Let me paraphrase the comparison idea from the start of this message – don’t compare your backside to someone else’s front side. In embroidery, there is a reason that the back is often finished so you cannot see it. There is a hot mess going on behind the curtain. FOR EVERYONE.
Looks like nice, tight and even stitches, right? Don’t turn it over!!!!
I will save you from having to hear all of the times I had to rip out stitches or miscounted. Some of those errors are still in my embroidery. The list of rookie mistakes I have made in the name of hobbies is enormous:
- Typos in every single one of my yearly family photo albums
- Dead plants
- Seams ironed the wrong way
You get the idea. But that is all part of the game.
Environmental Surroundings
Beginners and dabblers can make impacts to the Environmental Surroundings pillar of Sustainable Productivity as well.
My daughter is an artist and aspiring interior designer so we set her loose in her room with paints of all colors a few years ago over Christmas break. Some parts she knocked out of the park, some pieces did not get started.
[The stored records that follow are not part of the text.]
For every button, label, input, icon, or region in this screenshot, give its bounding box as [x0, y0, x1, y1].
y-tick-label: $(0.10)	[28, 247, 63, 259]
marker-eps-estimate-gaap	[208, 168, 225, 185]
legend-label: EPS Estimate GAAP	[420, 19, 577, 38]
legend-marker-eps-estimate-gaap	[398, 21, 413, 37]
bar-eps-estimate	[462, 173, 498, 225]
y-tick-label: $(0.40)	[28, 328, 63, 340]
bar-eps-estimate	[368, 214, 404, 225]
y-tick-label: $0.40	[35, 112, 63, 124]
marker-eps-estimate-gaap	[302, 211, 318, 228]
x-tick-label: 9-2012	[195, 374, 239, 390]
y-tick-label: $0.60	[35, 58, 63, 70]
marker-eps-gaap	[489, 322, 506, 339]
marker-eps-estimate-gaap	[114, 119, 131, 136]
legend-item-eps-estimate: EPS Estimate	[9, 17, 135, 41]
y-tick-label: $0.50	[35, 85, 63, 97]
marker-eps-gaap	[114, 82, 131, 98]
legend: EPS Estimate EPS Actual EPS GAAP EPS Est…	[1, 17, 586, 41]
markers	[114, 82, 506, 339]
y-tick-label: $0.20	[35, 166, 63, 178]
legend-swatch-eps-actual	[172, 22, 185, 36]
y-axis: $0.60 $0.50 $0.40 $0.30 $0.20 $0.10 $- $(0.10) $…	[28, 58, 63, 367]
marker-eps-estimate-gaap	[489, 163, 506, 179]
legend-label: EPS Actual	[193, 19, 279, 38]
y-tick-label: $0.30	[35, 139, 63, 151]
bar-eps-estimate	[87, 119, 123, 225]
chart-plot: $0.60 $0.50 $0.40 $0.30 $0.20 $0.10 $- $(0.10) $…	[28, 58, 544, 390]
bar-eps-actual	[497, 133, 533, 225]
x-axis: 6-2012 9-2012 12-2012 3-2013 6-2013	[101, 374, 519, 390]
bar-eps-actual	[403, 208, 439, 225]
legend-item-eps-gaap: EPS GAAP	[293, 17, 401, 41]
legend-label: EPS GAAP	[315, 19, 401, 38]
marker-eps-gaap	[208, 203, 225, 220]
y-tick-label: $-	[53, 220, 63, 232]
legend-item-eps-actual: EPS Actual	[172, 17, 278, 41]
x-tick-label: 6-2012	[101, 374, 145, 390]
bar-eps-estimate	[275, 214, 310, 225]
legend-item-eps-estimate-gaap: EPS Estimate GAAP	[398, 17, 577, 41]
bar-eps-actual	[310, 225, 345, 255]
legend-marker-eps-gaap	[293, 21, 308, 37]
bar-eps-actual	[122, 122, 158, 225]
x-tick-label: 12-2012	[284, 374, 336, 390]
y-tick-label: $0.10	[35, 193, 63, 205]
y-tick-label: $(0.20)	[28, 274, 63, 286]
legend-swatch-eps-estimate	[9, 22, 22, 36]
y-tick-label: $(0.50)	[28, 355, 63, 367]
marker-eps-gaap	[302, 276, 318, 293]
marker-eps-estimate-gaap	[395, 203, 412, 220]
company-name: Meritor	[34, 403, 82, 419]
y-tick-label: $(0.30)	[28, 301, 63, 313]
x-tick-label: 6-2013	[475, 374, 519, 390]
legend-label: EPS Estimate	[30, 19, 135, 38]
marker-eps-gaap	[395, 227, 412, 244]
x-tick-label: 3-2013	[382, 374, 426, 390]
My sister participates in a 365 day declutter challenge each year. Some items in the challenge she might tear through (junk drawer), while others are harder (storage bins with keepsakes).
It is in the trying that we create a life we don’t need to escape. Like we mentioned last week, it is chipping away at what isn’t David – even if you created the non-David that needs to be chipped away. Try something and see if it brings more satisfaction and ease to your environment.
Even if it is not perfect or perfectly executed.
Your Turn
Is there something you have been wanting to try or get back to? What small step could you take today to become a beginner or dabbler? Which interests you more – being a beginner or dabbler?